What I thought was interesting was that he researched every company in Moody’s early on in his career.  He would recommend the same to any manager starting out with a small amount of capital, saying that the “bank of knowledge” would do him or her terrific good over time.

Just goes to show that, although 50% returns with small sums is possible, few will do the work required to uncover the opportunities.  It's probably less about being smarter than the competition and more about outworking them.

"If you are managing only $1 million, then you should be able to beat the S&P 500 by 10 percentage points with no risk or leverage." - WEB. Dec. 8, 2013 at University of Maryland
Woman and wine, games and deceit, make the wealth small and the wants great. - Ben Franklin

DW1234

  • Newbie
  • *
  • Posts: 17
Re: Micro caps
« Reply #98 on: December 02, 2019, 04:22:06 AM »
Where do you find the financials for these? They're not on OTC markets or the SEC website....do you have to contact the firm for an AR?

Sometimes you need to buy a share and call the CFO.  Seems like a pain doesn't it?  It is, but where information is hard to get it's extremely valuable.  It's very hard to have an informational edge on Pfizer, but to have one on Thermwood Corporation you just need to spend a few cents for a share and call the CFO.

Bump.

Can it be argued that the people buying these type of stocks all go through the trouble of getting their financials that there isn't as much edge as you think there is?

I find it hard to believe people just buy companies being completely in the dark about their numbers.

oddballstocks

  • Lifetime Member
  • Hero Member
  • *****
  • Posts: 2252
    • Oddball Stocks Blog
Re: Micro caps
« Reply #99 on: December 02, 2019, 07:26:05 AM »
Where do you find the financials for these?

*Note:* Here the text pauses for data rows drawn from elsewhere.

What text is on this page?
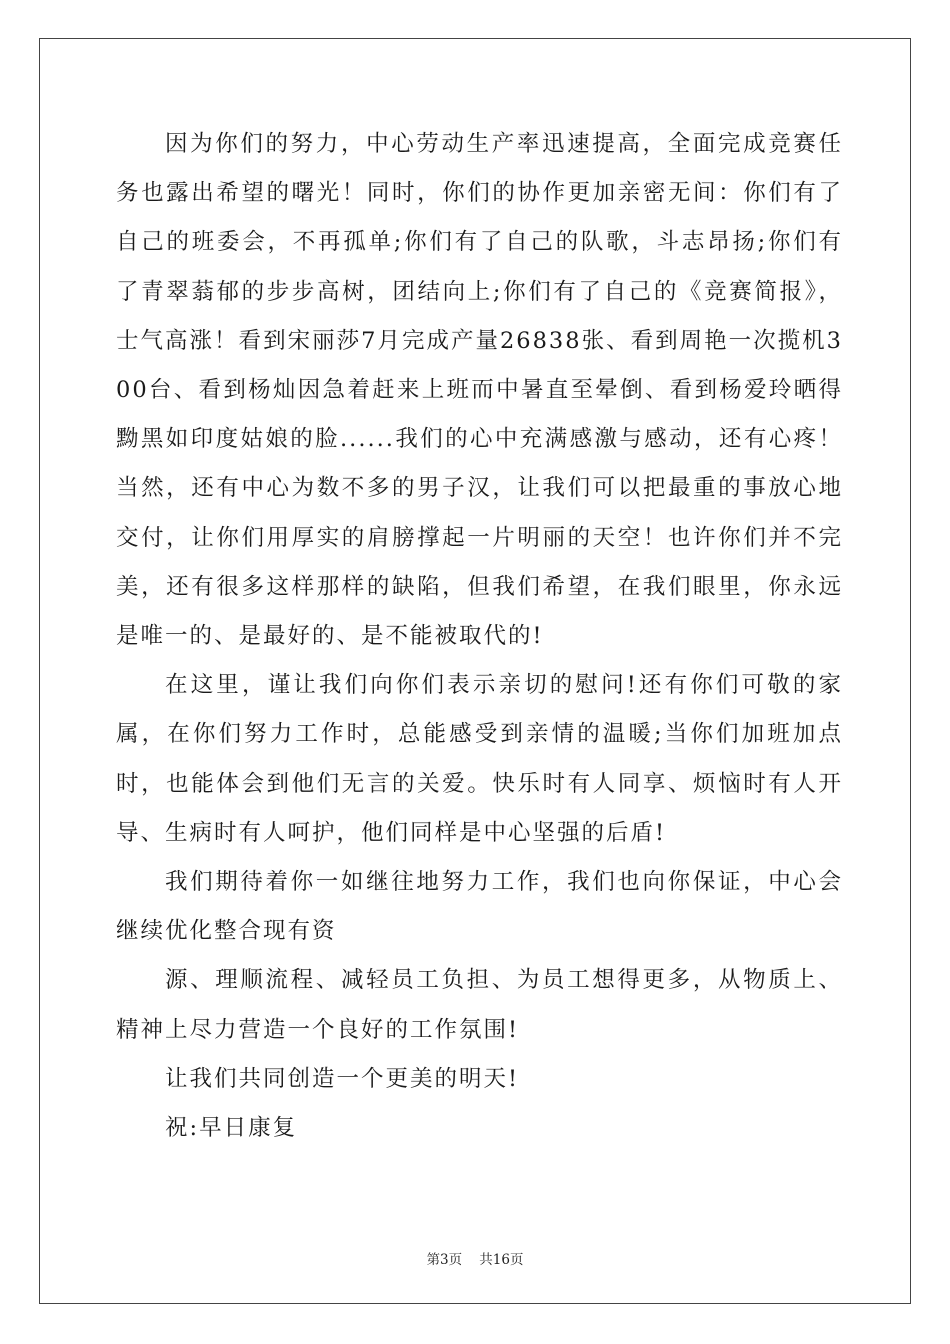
因为你们的努力，中心劳动生产率迅速提高，全面完成竞赛任务也露出希望的曙光！同时，你们的协作更加亲密无间：你们有了自己的班委会，不再孤单;你们有了自己的队歌，斗志昂扬;你们有了青翠蓊郁的步步高树，团结向上;你们有了自己的《竞赛简报》，士气高涨！看到宋丽莎7月完成产量26838张、看到周艳一次揽机300台、看到杨灿因急着赶来上班而中暑直至晕倒、看到杨爱玲晒得黝黑如印度姑娘的脸......我们的心中充满感激与感动，还有心疼！当然，还有中心为数不多的男子汉，让我们可以把最重的事放心地交付，让你们用厚实的肩膀撑起一片明丽的天空！也许你们并不完美，还有很多这样那样的缺陷，但我们希望，在我们眼里，你永远是唯一的、是最好的、是不能被取代的!

在这里，谨让我们向你们表示亲切的慰问!还有你们可敬的家属，在你们努力工作时，总能感受到亲情的温暖;当你们加班加点时，也能体会到他们无言的关爱。快乐时有人同享、烦恼时有人开导、生病时有人呵护，他们同样是中心坚强的后盾!

我们期待着你一如继往地努力工作，我们也向你保证，中心会继续优化整合现有资

源、理顺流程、减轻员工负担、为员工想得更多，从物质上、精神上尽力营造一个良好的工作氛围!

让我们共同创造一个更美的明天!

祝:早日康复

第3页 共16页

They're not on OTC markets or the SEC website....do you have to contact the firm for an AR?

Sometimes you need to buy a share and call the CFO.  Seems like a pain doesn't it?  It is, but where information is hard to get it's extremely valuable.  It's very hard to have an informational edge on Pfizer, but to have one on Thermwood Corporation you just need to spend a few cents for a share and call the CFO.

Bump.

Can it be argued that the people buying these type of stocks all go through the trouble of getting their financials that there isn't as much edge as you think there is?

I find it hard to believe people just buy companies being completely in the dark about their numbers.

I think there is this notion, especially on here that "everyone is doing it, the edge is gone." 

I've looked at shareholder lists for micro caps.  Out of the thousands of shareholders for a given company maybe 100-150 are micro cap value investors.  So the "smart money" is maybe 15% of the shareholder base. 

I don't know the odds, but if you were playing a game where you knew more than 85% of the participants wouldn't that seem like some sort of an edge?

I'll also be the first to admit.  In today's market you want to avoid microcaps.  Purchase the tech stars of the world, the Tesla's, then sit back and count your cash.  Work isn't rewarded in the market anymore and value doesn't work either.